No romance “O Homem que queria ser Rei”, o indiano Rudyard Kipling conta a história de dois aventureiros britânicos que vão até o Kafiristão, uma das últimas regiões do Afeganistão não convertida ao islamismo no final do século 19, com a ambição de se tornarem reis.
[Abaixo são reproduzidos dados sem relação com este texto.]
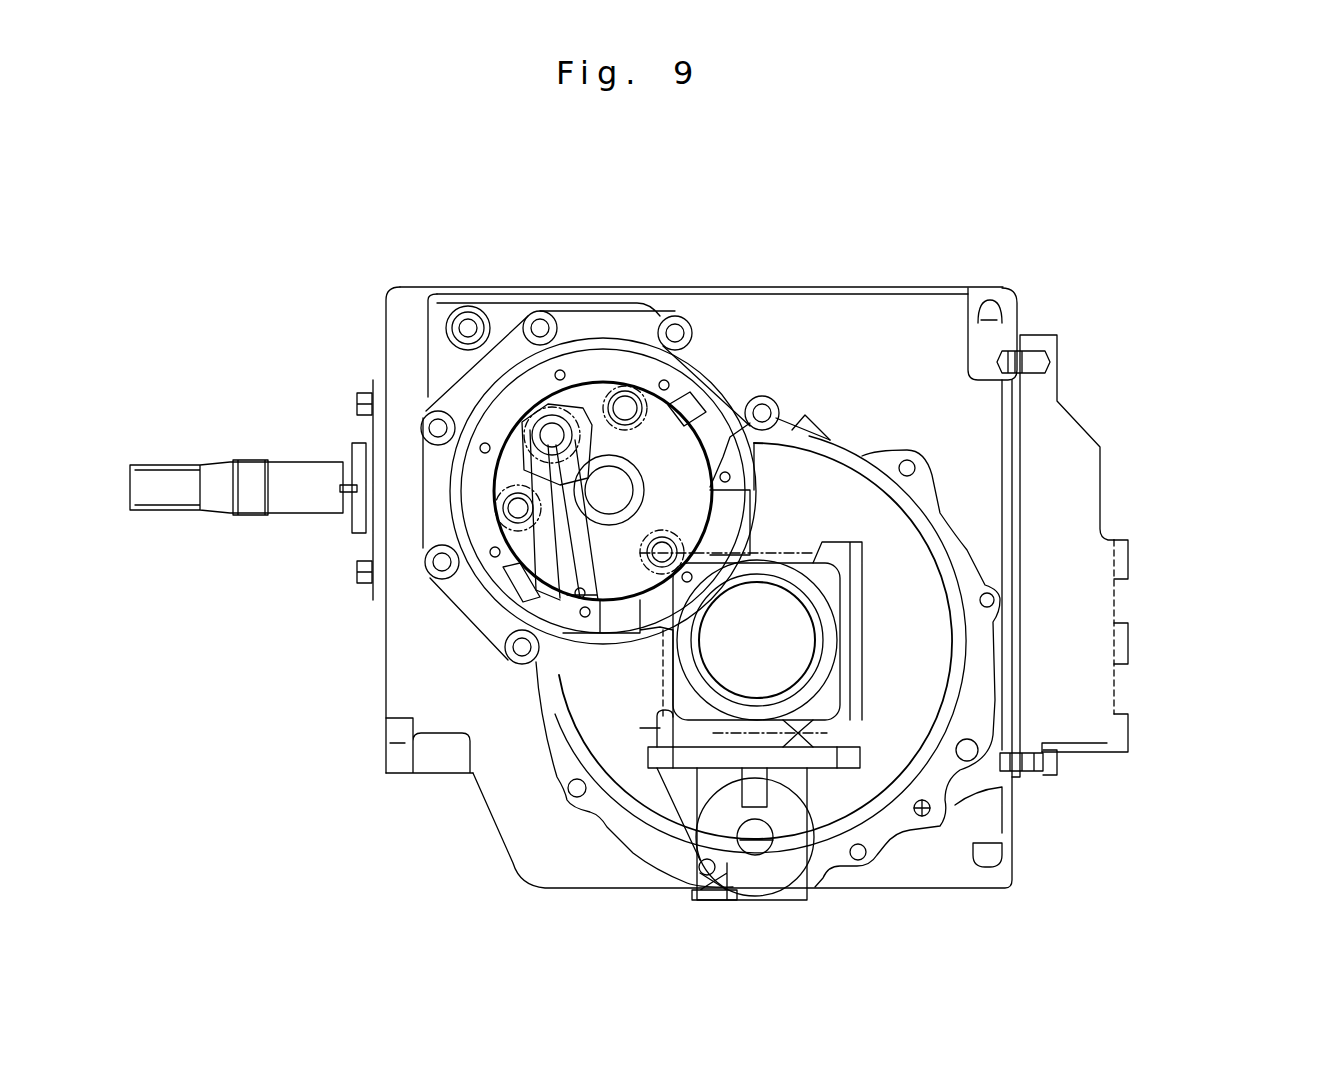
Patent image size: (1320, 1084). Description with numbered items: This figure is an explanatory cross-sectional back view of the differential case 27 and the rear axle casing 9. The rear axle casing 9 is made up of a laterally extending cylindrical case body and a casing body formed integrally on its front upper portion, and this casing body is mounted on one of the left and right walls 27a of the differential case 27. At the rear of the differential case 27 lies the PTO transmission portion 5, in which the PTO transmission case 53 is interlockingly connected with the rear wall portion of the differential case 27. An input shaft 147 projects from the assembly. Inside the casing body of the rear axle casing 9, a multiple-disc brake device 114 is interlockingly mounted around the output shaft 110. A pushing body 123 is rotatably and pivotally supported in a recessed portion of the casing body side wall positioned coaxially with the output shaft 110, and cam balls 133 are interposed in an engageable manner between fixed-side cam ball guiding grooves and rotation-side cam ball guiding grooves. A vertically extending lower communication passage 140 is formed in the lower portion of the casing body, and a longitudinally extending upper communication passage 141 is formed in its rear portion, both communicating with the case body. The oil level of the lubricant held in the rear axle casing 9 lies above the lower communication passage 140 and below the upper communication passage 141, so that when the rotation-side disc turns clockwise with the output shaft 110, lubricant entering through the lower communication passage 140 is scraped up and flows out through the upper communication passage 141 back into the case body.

The PTO transmission portion 5 is at (1120, 446).
The rear axle casing 9 is at (883, 740).
The differential case 27 is at (855, 245).
The left and right walls of the differential case 27a is at (743, 287).
The PTO transmission case 53 is at (1085, 605).
The output shaft 110 is at (612, 487).
The multiple-disc brake device 114 is at (596, 364).
The pushing body 123 is at (688, 452).
The cam ball 133 is at (633, 400).
The lower communication passage 140 is at (622, 625).
The upper communication passage 141 is at (732, 508).
The input shaft 147 is at (162, 480).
Um deles se destaca pela coragem e pelo desprezo aos ídolos locais. Alvejado por uma flecha (que de fato não o atinge), ele termina sendo visto como uma reencarnação de Alexandre O Grande. É coroado como um rei divino. Embevecido com as adorações da população, o aventureiro começa aos poucos a acreditar que realmente é divino. Ele decide se casar para ter uma linhagem de reis, mas na cerimônia de casamento a escolhida, aterrorizada com a ideia de dormir com um deus, o morde no lábio. Ele sangra e os sacerdotes chocados descobrem que ele “não é um deus, não é um diabo, mas apenas um homem”. Atacado pelos antigos fiéis, o homem que queria ser rei é jogado pela turba enfurecida de uma ponte e morre. O segundo britânico foge e carrega dentro de um saco a cabeça do amigo ainda coroada.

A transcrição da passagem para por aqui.